With views of majestic Red Rocks and miles of trails to explore on foot, bike and horseback, Black Star Canyon is worth a visit – ghosts or no ghosts. Either way, the area is undeniably rich in Orange County history.
Early settlers in Black Star Canyon told stories of an 1831 skirmish between Native Americans and American settlers. The battle was over suspected horse thievery, with the Americans’ rifles swiftly overpowering all but a few of the Tongva-Gabrieliño people found at that site. Then, in 1899, a disputed horse trade led to another gunfight, resulting in the death of James Gregg. The killers surrendered to Sheriff Theo Lacy (namesake of the Orange County Sheriff’s Theo Lacy Facility), but were later released.

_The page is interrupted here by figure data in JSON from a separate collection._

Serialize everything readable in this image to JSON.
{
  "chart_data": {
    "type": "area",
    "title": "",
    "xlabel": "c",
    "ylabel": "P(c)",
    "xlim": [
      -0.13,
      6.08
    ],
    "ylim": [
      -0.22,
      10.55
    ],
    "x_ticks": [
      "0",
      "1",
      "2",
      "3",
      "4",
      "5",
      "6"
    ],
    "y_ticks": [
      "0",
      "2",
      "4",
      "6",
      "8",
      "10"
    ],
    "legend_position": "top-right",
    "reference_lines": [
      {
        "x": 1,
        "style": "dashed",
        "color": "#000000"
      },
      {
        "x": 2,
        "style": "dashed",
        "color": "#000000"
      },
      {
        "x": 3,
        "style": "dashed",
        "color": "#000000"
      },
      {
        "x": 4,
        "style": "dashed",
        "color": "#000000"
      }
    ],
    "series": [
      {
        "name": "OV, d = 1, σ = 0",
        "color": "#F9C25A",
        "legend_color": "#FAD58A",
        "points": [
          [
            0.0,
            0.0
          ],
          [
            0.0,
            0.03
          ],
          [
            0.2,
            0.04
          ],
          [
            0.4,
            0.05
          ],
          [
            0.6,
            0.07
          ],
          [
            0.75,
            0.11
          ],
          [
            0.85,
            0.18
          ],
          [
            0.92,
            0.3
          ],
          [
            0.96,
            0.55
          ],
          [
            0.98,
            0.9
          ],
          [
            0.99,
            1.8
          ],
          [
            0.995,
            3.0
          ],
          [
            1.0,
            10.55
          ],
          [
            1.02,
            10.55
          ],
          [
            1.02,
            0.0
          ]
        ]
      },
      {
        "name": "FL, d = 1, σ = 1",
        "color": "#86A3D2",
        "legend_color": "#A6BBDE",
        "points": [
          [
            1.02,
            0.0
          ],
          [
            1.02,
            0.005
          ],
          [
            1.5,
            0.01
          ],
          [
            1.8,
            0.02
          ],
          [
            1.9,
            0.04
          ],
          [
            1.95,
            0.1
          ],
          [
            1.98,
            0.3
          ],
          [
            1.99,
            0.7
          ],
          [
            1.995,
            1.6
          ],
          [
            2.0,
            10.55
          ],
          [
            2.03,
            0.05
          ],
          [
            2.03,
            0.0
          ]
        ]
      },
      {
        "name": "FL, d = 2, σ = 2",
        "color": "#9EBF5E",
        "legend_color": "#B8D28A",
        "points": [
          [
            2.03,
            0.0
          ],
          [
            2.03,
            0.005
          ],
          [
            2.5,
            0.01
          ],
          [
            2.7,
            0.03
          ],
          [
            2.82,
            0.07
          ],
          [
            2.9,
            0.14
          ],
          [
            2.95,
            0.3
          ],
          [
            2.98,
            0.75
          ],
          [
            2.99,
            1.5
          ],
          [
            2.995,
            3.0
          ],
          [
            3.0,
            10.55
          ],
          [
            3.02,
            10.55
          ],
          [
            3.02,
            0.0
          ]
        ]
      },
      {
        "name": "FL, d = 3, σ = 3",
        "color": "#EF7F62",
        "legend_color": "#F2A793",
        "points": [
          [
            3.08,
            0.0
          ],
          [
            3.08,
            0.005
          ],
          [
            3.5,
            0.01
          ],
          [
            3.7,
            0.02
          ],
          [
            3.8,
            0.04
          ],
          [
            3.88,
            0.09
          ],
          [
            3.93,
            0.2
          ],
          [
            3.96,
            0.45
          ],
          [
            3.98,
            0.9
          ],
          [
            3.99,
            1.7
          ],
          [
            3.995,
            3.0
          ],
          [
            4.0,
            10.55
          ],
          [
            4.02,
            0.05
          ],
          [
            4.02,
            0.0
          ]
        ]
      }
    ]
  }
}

The ghosts of the Native Americans and Gregg are said to wander through Black Star Canyon at night, seeking revenge. However, this historical site is 6 miles into Cleveland National Forest from Santiago Canyon Road, 4.5 miles of which must be travelled on foot, bicycle or horseback. So unless you are ready for nearly 9 miles of hiking on mostly rugged terrain through unmarked wilderness areas, casual hikers should stick to the OC Parks portion of Black Star Canyon.
OC Parks offers self-guided and docent-led activities in Black Star Canyon, in partnership with Irvine Ranch Conservancy. Docent-led activities are held regularly, with options for many different interests and activity levels, from photography hikes to strenuous mountain bike rides. Self-guided Wilderness Access Days are held every other month in Black Star Canyon, with the next one on Saturday, November 2. From 9 a.m. to 3 p.m., visitors are welcome to explore the trails of Black Star Canyon on their own. Check-in is required at the Baker Canyon Staging Area, where volunteers are on hand with trail maps and information that helps visitors pick the best route for their abilities and schedule.
More information about Wilderness Access Day and other upcoming activities is available at www.LetsGoOutside.org/activities. If you register in advance for Wilderness Access Day, you will receive driving directions via email. Pre-registration is required for all docent-led activities, which are free.